Poster
ALIEN: Implicit Neural Representations for Human Motion Prediction under Arbitrary Latency
Dong Wei · Xiaoning Sun · Xizhan Gao · Shengxiang Hu · Huaijiang Sun
We investigate a new task in human motion prediction, which aims to forecast future body poses from historically observed sequences while accounting for arbitrary latency. This differs from existing works that assume an ideal scenario where future motions can be instantaneously'' predicted, thereby neglecting time delays caused by network transmission and algorithm execution. Addressing this task requires tackling two key challenges: The length of latency period can vary significantly across samples; the prediction model must be efficient. In this paper, we propose ALIEN, which treats the motion as a continuous function parameterized by a neural network, enabling predictions under any latency condition. By incorporating Mamba-like linear attention as a hyper-network and designing subsequent low-rank modulation, ALIEN efficiently learns a set of implicit neural representation weights from the observed motion to encode instance-specific information.

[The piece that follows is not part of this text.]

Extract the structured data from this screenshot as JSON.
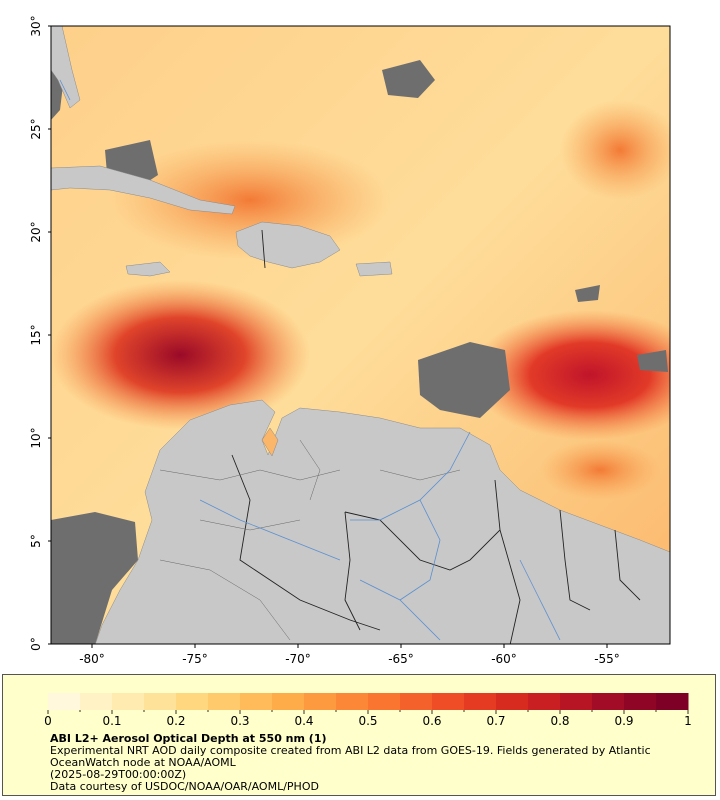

Additionally, our model integrates the primary motion prediction task with an extra-designed variable-delay pose reconstruction task in a unified multi-task learning framework, enhancing its ability to capture richer motion patterns. Extensive experiments demonstrate that our approach outperforms state-of-the-art baselines adapted for our new task, while maintaining competitive performance in traditional prediction setting.